What if extrinsic and probative evidence of an agreement exists and is asserted and the trial court still refuses to hold a hearing and enters judgment denying enforcement? An Ohio Appellate Court might reverse such a ruling if (1) probative evidence was alleged to exist substantiating the existence of a disputed settlement agreement or clarifying its terms, and (2) the trial court was aware of such evidence but denied an evidentiary hearing and entered judgment denying enforcement. A trial court should not ignore evidence substantiating the existence of a disputed settlement agreement if such tangible and probative evidence in fact exists. See Moore v. Johnson (Dec. 11, 1997), 10 Dist. No. 96APE11-1579; Michelle M.S. v. Eduardo KT., 6th Dist. No. E-05-053, 2006-Ohio-2119. Again, in cases where enforcement of a disputed settlement agreement is denied and judgment entered, the trial court is in the best position to determine whether a hearing is necessary to gather evidence demonstrating the existence of a valid settlement agreement¿the terms of which must be reasonably certain and clear. Of course, that an evidentiary hearing is necessary to determine disputed terms militates against a finding that such terms are sufficiently certain and clear to deem an agreement to have been reached.

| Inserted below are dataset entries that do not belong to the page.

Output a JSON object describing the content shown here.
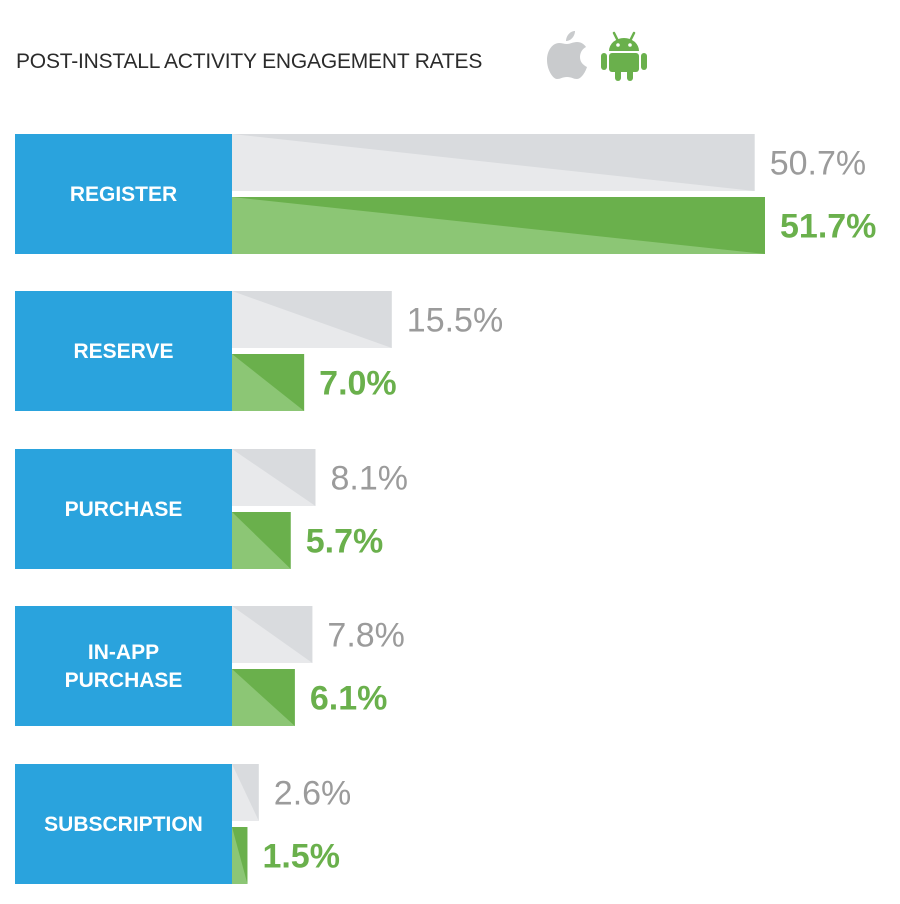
{
  "colors": {
    "category_box": "#2aa3dd",
    "ios_bar": "#d9dbde",
    "ios_bar_shade": "#e8e9eb",
    "android_bar": "#6ab04c",
    "android_bar_shade": "#8cc675",
    "ios_text": "#9b9b9b",
    "android_text": "#6ab04c",
    "title_text": "#2b2b2b"
  },
  "icons": {
    "ios": "apple-icon",
    "android": "android-icon"
  },
  "chart_data": {
    "type": "bar",
    "orientation": "horizontal",
    "title": "POST-INSTALL ACTIVITY ENGAGEMENT RATES",
    "categories": [
      {
        "lines": [
          "REGISTER"
        ]
      },
      {
        "lines": [
          "RESERVE"
        ]
      },
      {
        "lines": [
          "PURCHASE"
        ]
      },
      {
        "lines": [
          "IN-APP",
          "PURCHASE"
        ]
      },
      {
        "lines": [
          "SUBSCRIPTION"
        ]
      }
    ],
    "series": [
      {
        "name": "iOS",
        "values": [
          50.7,
          15.5,
          8.1,
          7.8,
          2.6
        ],
        "labels": [
          "50.7%",
          "15.5%",
          "8.1%",
          "7.8%",
          "2.6%"
        ]
      },
      {
        "name": "Android",
        "values": [
          51.7,
          7.0,
          5.7,
          6.1,
          1.5
        ],
        "labels": [
          "51.7%",
          "7.0%",
          "5.7%",
          "6.1%",
          "1.5%"
        ]
      }
    ],
    "xlim": [
      0,
      51.7
    ],
    "unit": "%"
  }
}
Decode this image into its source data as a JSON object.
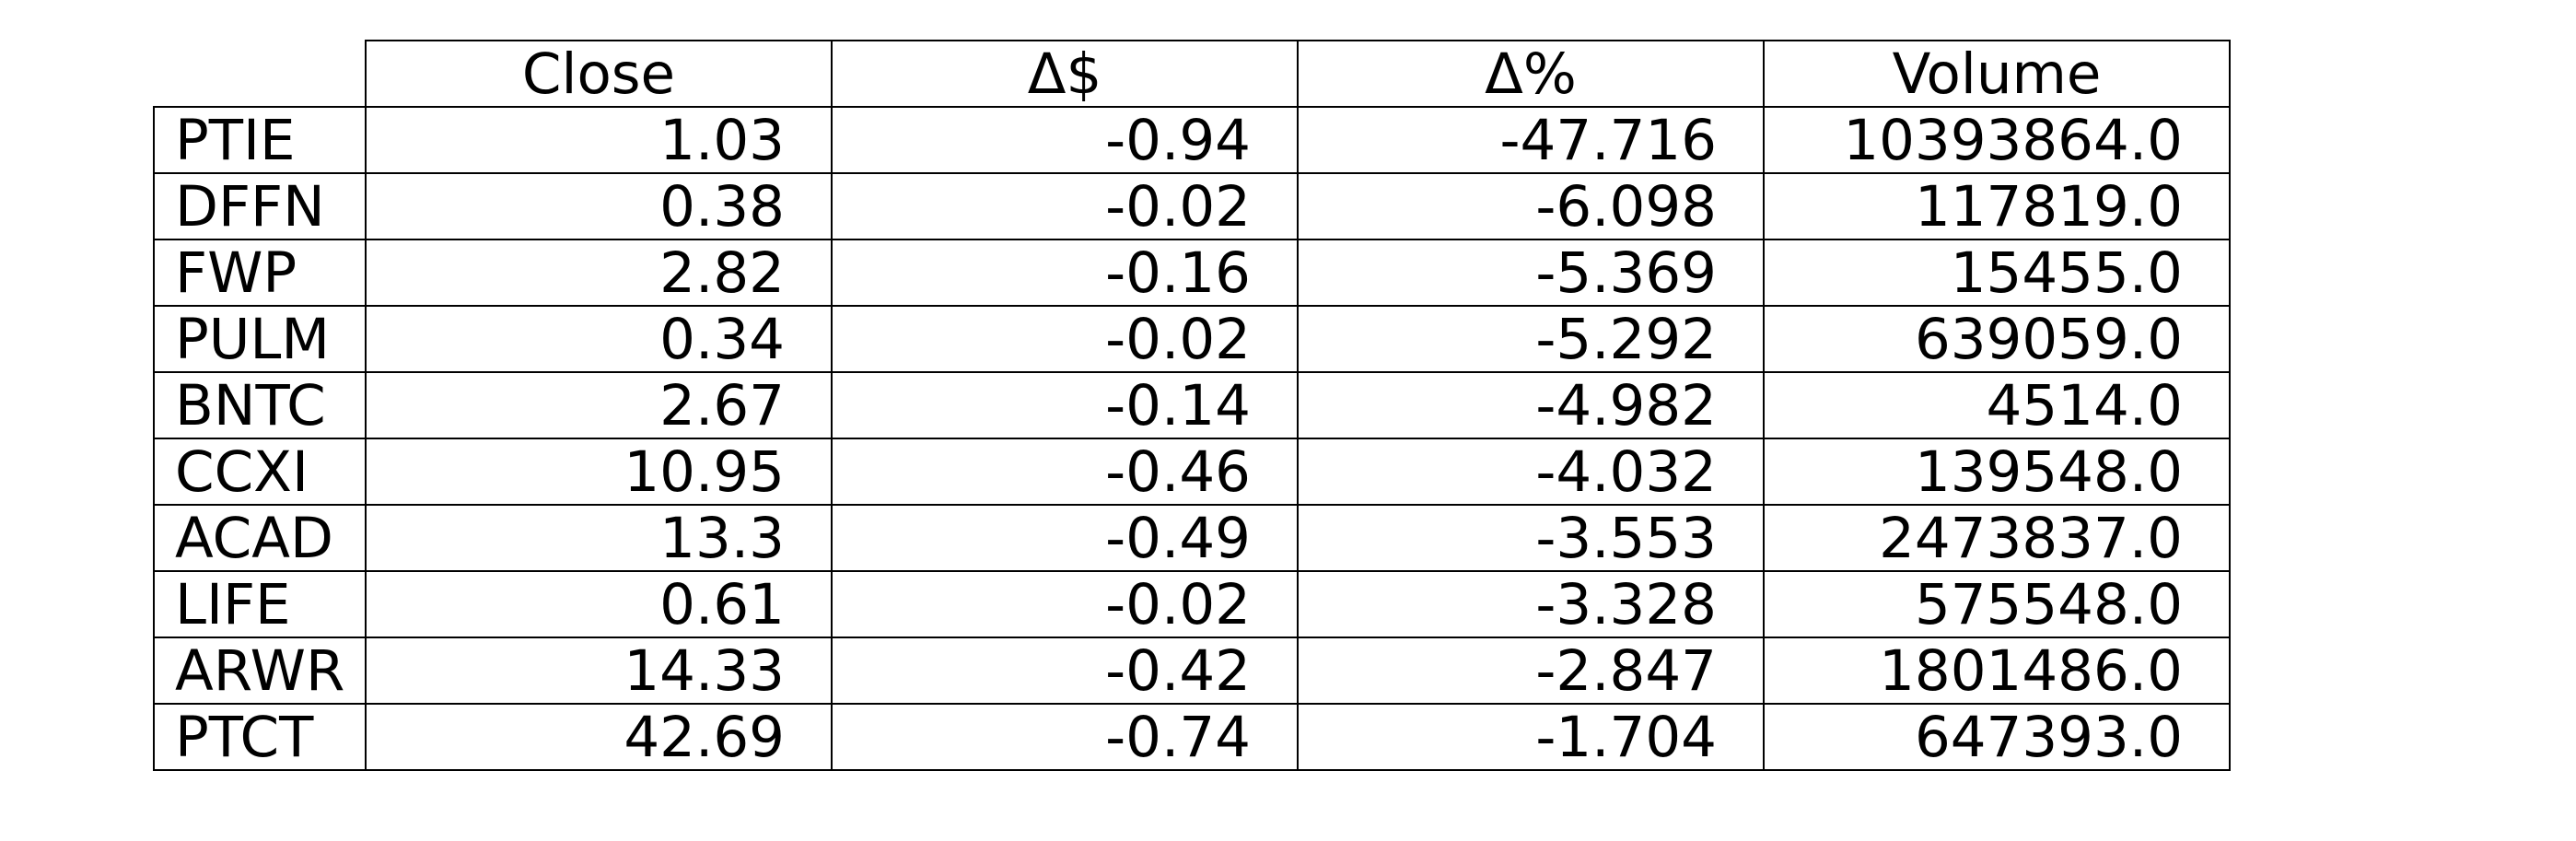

If a court denies enforcement of a disputed settlement agreement and enters judgment, the aggrieved party may always move for relief from judgment under Ohio Civ.R. 60(B) in the underlying dismissed action. But should the original dismissal be set aside when the parties have agreed to dismiss the lawsuit with prejudice but failed to agree on the terms of the conditional dismissal? What about under the conditional-dismissal language used by the trial court in Artisan: either party “may, on good cause shown, within sixty days, request further action if settlement is not consummated * * * and that on agreement, and within sixty days, the Parties may submit a supplementary entry outlining details of the settlement.” Does equity favor a party who fails before the deadline expires to notify the Court that a signed settlement agreement has not been consummated? Probably not, but perhaps a factual scenario could be posited demonstrating excusable neglect or otherwise justifying Civ.R. 60(B) relief.
 Artisan v. Beiser et al. Butler C.P. No. CV2008-11-4889 (Feb. 20, 2009).